What is their rate of decline?

Proboscis monkeys have declined at a rate of approximately 50% in the last 40 years.

Why are they declining?

Habitat destruction is one of the main reasons for the proboscis monkey’s decline, because their homes are being destroyed by logging for palm oil. Many people favour the proboscis monkey’s habitats for farming and settlement, too.

As well as habitat destruction, proboscis monkeys are hunted for food and traditional Chinese medicines. Due to their docile nature, proboscis monkeys are easy prey for hunters who want to use the monkeys’ ‘bezoar stones’, an intestinal secretion, in medicine.

World Land Trust is working with their conservation partner HUTAN to limit forest loss in Sabah, and to protect wildlife in that globally recognised Key Biodiversity Area (KBA).
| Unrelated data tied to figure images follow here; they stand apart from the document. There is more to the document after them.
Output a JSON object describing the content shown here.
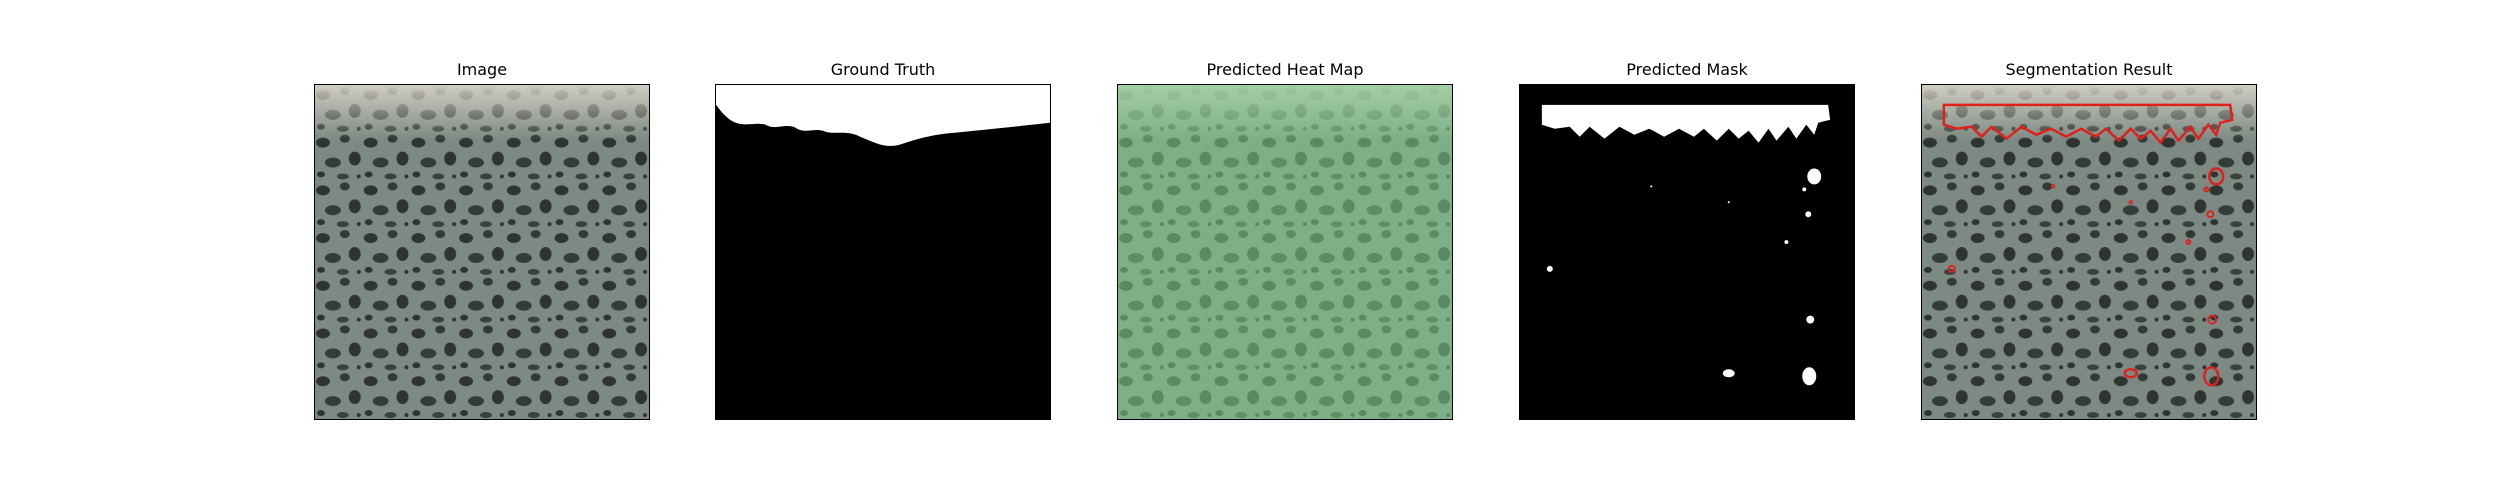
{
  "panels": [
    {
      "title": "Image"
    },
    {
      "title": "Ground Truth"
    },
    {
      "title": "Predicted Heat Map"
    },
    {
      "title": "Predicted Mask"
    },
    {
      "title": "Segmentation Result"
    }
  ],
  "colors": {
    "texture_base": "#7c8a83",
    "texture_spot": "#2f3431",
    "heatmap_tint": "#7fd08a",
    "mask_white": "#ffffff",
    "mask_black": "#000000",
    "contour_red": "#e0201c"
  }
}
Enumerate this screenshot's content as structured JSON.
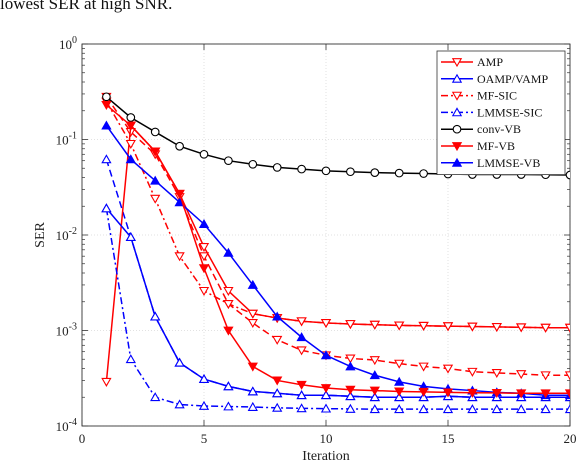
{
  "caption": "lowest SER at high SNR.",
  "chart_data": {
    "type": "line",
    "xlabel": "Iteration",
    "ylabel": "SER",
    "xlim": [
      0,
      20
    ],
    "ylim": [
      0.0001,
      1
    ],
    "yscale": "log",
    "x_ticks": [
      "0",
      "5",
      "10",
      "15",
      "20"
    ],
    "y_ticks": [
      {
        "base": "10",
        "exp": "0"
      },
      {
        "base": "10",
        "exp": "-1"
      },
      {
        "base": "10",
        "exp": "-2"
      },
      {
        "base": "10",
        "exp": "-3"
      },
      {
        "base": "10",
        "exp": "-4"
      }
    ],
    "grid": "dotted",
    "legend_position": "top-right",
    "x": [
      1,
      2,
      3,
      4,
      5,
      6,
      7,
      8,
      9,
      10,
      11,
      12,
      13,
      14,
      15,
      16,
      17,
      18,
      19,
      20
    ],
    "series": [
      {
        "name": "AMP",
        "color": "#ff0000",
        "dash": "solid",
        "marker": "triangle-down-open",
        "values": [
          0.00029,
          0.14,
          0.075,
          0.027,
          0.0075,
          0.0026,
          0.0015,
          0.00135,
          0.00125,
          0.0012,
          0.00117,
          0.00115,
          0.00113,
          0.00112,
          0.00111,
          0.0011,
          0.00109,
          0.00108,
          0.00107,
          0.00107
        ]
      },
      {
        "name": "OAMP/VAMP",
        "color": "#0000ff",
        "dash": "solid",
        "marker": "triangle-up-open",
        "values": [
          0.019,
          0.0095,
          0.0014,
          0.00046,
          0.00031,
          0.00026,
          0.00023,
          0.00022,
          0.00021,
          0.00021,
          0.000205,
          0.0002,
          0.0002,
          0.0002,
          0.000205,
          0.0002,
          0.0002,
          0.0002,
          0.0002,
          0.0002
        ]
      },
      {
        "name": "MF-SIC",
        "color": "#ff0000",
        "dash": "dashdot",
        "marker": "triangle-down-open",
        "values": [
          0.25,
          0.09,
          0.024,
          0.006,
          0.0026,
          0.0019,
          0.0015,
          0.00135,
          0.00125,
          0.0012,
          0.00117,
          0.00115,
          0.00113,
          0.00112,
          0.00111,
          0.0011,
          0.00109,
          0.00108,
          0.00107,
          0.00107
        ]
      },
      {
        "name": "LMMSE-SIC",
        "color": "#0000ff",
        "dash": "dashdot",
        "marker": "triangle-up-open",
        "values": [
          0.019,
          0.0005,
          0.0002,
          0.000168,
          0.000162,
          0.00016,
          0.000158,
          0.000155,
          0.000153,
          0.000152,
          0.000151,
          0.00015,
          0.00015,
          0.00015,
          0.00015,
          0.00015,
          0.00015,
          0.00015,
          0.00015,
          0.00015
        ]
      },
      {
        "name": "conv-VB",
        "color": "#000000",
        "dash": "solid",
        "marker": "circle-open",
        "values": [
          0.28,
          0.17,
          0.12,
          0.085,
          0.07,
          0.06,
          0.055,
          0.051,
          0.049,
          0.047,
          0.046,
          0.045,
          0.0445,
          0.044,
          0.0435,
          0.043,
          0.043,
          0.043,
          0.0428,
          0.0425
        ]
      },
      {
        "name": "MF-VB",
        "color": "#ff0000",
        "dash": "solid",
        "marker": "triangle-down-filled",
        "values": [
          0.23,
          0.14,
          0.075,
          0.027,
          0.0045,
          0.001,
          0.00042,
          0.0003,
          0.00027,
          0.00025,
          0.00024,
          0.000235,
          0.00023,
          0.000228,
          0.000225,
          0.000223,
          0.000222,
          0.00022,
          0.00022,
          0.00022
        ]
      },
      {
        "name": "LMMSE-VB",
        "color": "#0000ff",
        "dash": "solid",
        "marker": "triangle-up-filled",
        "values": [
          0.14,
          0.062,
          0.037,
          0.022,
          0.013,
          0.0065,
          0.003,
          0.0014,
          0.00085,
          0.00055,
          0.00042,
          0.00034,
          0.00029,
          0.00026,
          0.000245,
          0.000235,
          0.000225,
          0.00022,
          0.00021,
          0.00021
        ]
      },
      {
        "name": "",
        "color": "#ff0000",
        "dash": "dashed",
        "marker": "triangle-down-open",
        "values": [
          0.28,
          0.12,
          0.07,
          0.025,
          0.006,
          0.0019,
          0.0012,
          0.0008,
          0.00062,
          0.00055,
          0.00051,
          0.00049,
          0.00045,
          0.00042,
          0.0004,
          0.00037,
          0.00036,
          0.00035,
          0.00034,
          0.00034
        ]
      },
      {
        "name": "",
        "color": "#0000ff",
        "dash": "dashed",
        "marker": "triangle-up-open",
        "values": [
          0.062,
          0.0095,
          0.0014,
          0.00046,
          0.00031,
          0.00026,
          0.00023,
          0.00022,
          0.00021,
          0.00021,
          0.000205,
          0.0002,
          0.0002,
          0.0002,
          0.000205,
          0.0002,
          0.0002,
          0.0002,
          0.0002,
          0.0002
        ]
      }
    ]
  }
}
By expanding forests through working with local communities to plant trees, HUTAN’s work allows wildlife corridors to be created. Wildlife corridors allow animals to move freely along the Kinabatangan River, without having to interact with people.

Fun facts from the World Land Trust

  1. As well as being agile in trees, the proboscis monkey has been known to leap into the water from heights of up to 50ft!
  2. A proboscis monkey’s stomach has many ‘chambers’, like a cow’s stomach! Each chamber is filled with healthy bacteria, to help the monkey digest their food.
  3. Some male proboscis monkeys have such a big nose that they have to push it out of the way to be able to eat.

Who is the World Land Trust?

Since 1989, World Land Trust (WLT) has been empowering local partners and their communities to save the critically threatened habitats of wildlife around the world.

WLT also has some famous patrons, including Sir David Attenborough!